Dass der Kläger dieses den Beklagten mit dem Eintritt des Erbfalls zugefallene Anwartschaftrecht („Voranfall der Nacherbschaft“; vgl. Palandt/Weidlich, aaO.) nicht mehr durch einseitige Rechtshandlungen oder Erklärungen entziehen konnte, bedarf keiner Vertiefung.
Die Frage, ob etwaige Rechte des Klägers insoweit nicht bereits durch Konsolidation erloschen sind (arg. § 2143 BGB) oder ob die diese Erlöschenswirkungen voraussetzende Regelung von § 2143 BGB in entsprechender Anwendung der Überlegungen des Bundesgerichtshofes mit Urteil vom 01.06.1967 – II ZR 150/66 – (BGHZ 48, 214ff. = NJW 1967, 2399f.) im vorliegenden Fall anwendbar sind, kann nach alledem offengelassen werden.
d) Ein Anspruch des Klägers auf Bewilligung der Löschung kann schließlich nicht aus § 894 BGB abgeleitet werden, da das auf Seite 3 dieses Urteils näher zitierte Grundbuch nicht unrichtig ist.
Der Nacherbenvermerk beruht vielmehr auch materiell-rechtlich auf der wirksamen testamentarischen Anordnung der Erblasserin (oben unter 1.a) und 1.c)). Schon in Ermangelung eines Rücktritterwerbsrechtes des Klägers (oben unter 1.a) und 1.b)) konnte dieser den Eintritt dieser Rechtswirkungen nicht durch sein Rückerwerbsverlangen wieder beseitigen (oben unter 1.c)). Im Übrigen wären derartige Erklärungen gegenüber der Erblasserin als Vertragspartnerin des Klägers aus dem notariellen Vertrag vom 03.09.1997 abzugeben gewesen (arg. §§ 349, 2296 Abs.2 Satz 1 BGB; vgl. auch BGH NZI 2018, 22, 24 Rd.32).

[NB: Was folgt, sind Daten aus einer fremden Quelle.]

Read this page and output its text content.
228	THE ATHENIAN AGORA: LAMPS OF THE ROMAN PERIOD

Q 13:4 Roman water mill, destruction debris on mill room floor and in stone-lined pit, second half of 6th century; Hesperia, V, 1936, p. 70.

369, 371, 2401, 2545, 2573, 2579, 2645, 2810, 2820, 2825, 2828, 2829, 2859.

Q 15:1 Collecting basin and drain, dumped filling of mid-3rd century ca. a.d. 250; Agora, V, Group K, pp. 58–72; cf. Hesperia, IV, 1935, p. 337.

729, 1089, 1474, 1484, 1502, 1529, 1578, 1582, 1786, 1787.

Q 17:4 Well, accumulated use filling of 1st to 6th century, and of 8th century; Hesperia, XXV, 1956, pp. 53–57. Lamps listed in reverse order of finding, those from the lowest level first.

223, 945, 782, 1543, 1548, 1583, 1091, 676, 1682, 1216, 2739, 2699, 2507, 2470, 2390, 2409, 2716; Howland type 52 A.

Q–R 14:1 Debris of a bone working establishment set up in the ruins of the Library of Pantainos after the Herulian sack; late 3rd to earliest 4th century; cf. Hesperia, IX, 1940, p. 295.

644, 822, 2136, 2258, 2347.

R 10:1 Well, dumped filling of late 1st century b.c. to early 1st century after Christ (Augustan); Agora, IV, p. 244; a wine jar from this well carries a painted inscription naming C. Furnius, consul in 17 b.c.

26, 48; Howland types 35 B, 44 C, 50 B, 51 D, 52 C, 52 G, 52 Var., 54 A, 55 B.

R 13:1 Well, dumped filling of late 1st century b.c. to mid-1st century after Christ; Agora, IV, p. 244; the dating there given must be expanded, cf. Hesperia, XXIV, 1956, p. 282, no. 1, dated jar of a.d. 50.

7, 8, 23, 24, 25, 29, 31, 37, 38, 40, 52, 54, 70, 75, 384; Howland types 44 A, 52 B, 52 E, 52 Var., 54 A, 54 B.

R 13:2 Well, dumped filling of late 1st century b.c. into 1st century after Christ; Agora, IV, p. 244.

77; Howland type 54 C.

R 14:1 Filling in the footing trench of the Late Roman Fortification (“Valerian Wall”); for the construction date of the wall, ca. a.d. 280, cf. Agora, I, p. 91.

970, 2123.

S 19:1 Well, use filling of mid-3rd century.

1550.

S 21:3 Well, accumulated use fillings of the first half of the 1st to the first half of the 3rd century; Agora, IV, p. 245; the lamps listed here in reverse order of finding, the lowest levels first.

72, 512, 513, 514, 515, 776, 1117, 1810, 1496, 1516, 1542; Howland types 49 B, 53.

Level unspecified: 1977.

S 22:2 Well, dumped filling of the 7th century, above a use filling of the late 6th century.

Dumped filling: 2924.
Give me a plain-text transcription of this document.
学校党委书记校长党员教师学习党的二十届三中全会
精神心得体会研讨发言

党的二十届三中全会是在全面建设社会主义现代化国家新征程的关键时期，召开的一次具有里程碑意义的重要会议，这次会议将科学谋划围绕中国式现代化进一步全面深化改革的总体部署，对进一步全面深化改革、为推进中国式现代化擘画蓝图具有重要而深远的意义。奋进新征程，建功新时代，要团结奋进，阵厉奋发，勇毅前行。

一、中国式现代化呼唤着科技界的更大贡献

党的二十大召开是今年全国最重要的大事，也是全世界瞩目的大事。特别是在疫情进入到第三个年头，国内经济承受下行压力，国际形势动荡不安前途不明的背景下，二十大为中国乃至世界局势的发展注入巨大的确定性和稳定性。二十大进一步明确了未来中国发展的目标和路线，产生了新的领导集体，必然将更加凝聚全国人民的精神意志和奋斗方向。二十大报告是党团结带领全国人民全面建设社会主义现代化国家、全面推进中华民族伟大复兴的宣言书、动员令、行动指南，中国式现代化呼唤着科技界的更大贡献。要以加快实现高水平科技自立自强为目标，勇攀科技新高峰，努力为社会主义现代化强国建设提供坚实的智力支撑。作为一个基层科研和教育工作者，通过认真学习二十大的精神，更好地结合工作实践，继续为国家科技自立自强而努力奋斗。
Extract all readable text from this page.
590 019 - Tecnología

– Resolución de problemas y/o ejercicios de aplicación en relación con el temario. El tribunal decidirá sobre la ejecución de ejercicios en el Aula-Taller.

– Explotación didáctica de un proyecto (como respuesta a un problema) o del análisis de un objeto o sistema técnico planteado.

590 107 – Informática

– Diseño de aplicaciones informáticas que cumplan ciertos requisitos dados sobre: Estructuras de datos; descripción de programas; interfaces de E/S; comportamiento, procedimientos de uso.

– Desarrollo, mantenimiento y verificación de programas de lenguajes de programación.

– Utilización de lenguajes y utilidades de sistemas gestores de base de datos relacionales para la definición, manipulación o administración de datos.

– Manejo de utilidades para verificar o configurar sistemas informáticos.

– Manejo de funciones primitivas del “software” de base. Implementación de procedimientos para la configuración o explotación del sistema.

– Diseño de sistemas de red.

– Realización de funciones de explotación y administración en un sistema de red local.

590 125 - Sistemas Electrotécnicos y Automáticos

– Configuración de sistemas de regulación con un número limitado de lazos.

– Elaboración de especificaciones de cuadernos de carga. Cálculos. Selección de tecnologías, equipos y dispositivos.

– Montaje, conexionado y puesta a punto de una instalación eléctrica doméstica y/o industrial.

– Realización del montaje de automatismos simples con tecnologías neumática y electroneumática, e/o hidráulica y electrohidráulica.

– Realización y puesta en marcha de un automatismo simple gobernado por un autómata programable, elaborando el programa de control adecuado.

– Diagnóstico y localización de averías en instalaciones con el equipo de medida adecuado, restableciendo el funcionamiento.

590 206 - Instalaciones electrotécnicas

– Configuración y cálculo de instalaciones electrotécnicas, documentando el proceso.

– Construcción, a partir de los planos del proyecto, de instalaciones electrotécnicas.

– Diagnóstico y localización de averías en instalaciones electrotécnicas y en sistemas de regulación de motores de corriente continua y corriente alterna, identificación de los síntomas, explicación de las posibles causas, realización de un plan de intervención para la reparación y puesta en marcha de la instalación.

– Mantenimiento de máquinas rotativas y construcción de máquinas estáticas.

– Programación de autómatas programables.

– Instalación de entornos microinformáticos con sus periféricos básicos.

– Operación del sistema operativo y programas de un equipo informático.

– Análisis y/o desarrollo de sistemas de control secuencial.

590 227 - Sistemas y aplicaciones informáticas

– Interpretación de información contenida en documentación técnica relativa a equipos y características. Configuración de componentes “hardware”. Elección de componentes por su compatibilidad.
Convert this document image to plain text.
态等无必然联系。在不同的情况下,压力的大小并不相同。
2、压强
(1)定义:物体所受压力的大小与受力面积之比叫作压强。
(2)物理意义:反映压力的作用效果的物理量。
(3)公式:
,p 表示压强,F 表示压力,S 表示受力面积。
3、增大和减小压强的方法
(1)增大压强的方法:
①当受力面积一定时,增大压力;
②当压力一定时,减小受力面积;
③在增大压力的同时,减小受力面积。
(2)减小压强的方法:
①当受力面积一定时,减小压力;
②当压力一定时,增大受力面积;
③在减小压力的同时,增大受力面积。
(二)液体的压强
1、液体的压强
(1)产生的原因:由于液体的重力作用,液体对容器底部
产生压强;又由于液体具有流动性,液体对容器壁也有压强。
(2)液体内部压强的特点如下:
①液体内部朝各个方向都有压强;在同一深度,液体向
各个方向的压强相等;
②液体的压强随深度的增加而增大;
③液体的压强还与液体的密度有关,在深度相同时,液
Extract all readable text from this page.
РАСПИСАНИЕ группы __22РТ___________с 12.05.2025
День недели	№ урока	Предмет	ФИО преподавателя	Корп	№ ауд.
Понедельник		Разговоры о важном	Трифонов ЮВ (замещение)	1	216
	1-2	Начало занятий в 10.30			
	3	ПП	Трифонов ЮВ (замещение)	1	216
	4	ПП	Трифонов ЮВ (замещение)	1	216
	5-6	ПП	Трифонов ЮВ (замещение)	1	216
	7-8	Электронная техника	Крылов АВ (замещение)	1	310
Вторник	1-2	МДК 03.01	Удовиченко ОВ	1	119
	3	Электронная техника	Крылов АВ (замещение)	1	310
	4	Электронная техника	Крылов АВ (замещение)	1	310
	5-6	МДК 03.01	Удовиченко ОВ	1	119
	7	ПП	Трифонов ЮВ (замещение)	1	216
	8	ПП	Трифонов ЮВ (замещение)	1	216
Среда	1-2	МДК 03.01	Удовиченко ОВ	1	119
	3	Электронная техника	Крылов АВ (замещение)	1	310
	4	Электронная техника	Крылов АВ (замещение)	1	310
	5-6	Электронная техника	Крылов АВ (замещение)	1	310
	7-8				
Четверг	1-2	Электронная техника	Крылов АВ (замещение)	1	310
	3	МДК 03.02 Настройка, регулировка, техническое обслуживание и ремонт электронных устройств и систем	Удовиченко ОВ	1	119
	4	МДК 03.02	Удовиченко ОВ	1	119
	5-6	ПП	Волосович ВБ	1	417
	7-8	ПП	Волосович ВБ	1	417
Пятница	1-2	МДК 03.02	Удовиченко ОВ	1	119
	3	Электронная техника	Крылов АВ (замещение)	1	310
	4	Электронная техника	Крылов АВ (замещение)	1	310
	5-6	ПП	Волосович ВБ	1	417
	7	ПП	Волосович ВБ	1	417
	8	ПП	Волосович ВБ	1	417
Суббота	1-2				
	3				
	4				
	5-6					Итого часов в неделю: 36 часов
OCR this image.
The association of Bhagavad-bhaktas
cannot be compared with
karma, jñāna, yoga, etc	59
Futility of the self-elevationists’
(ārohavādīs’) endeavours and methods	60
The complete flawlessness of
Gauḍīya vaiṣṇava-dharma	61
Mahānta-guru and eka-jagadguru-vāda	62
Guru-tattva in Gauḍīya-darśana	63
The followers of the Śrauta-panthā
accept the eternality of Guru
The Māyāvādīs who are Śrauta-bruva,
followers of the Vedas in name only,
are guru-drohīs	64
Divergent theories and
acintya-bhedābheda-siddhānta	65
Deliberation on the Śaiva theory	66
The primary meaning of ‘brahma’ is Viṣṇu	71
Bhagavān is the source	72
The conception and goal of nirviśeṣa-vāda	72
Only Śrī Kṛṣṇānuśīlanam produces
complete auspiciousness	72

2. Der die vollstreckungsrechtliche Umsetzung des Klageantrages zu 1. sicherstellende Klageantrag zu 2. (vgl. §§ 894 Abs.1 Satz 2, 726 Abs.2 ZPO) hat aus den Erwägungen zu 1. keinen Erfolg.
3. Auch der mit dem Klageantrag zu 3. formulierte Hilfsantrag ist nicht begründet, da es sowohl an einem Rückübertragungsrecht (vgl. oben unter 1,.a) und b)) als auch an dessen wirksamer Ausübung durch den Kläger (vgl. oben unter 1.d)) fehlt.
Die Kostenentscheidung beruht auf § 91 Abs.1 ZPO, der Ausspruch zur vorläufigen Vollstreckbarkeit auf § 709 ZPO.
Streitwert: bis 205.000,00 €.
Die Bemessung des Streitwertes entspricht den Erwägungen aus dem Beschluss vom 13.03.2018 (Bl.64 d.A.), mit der Maßgabe, dass sich der zurückgewährende Kaufpreis auf 400.000,00 DM verdoppelt hat (vgl. Klägerschriftsatz vom 04.06.2018 = Bl.95 d.A.).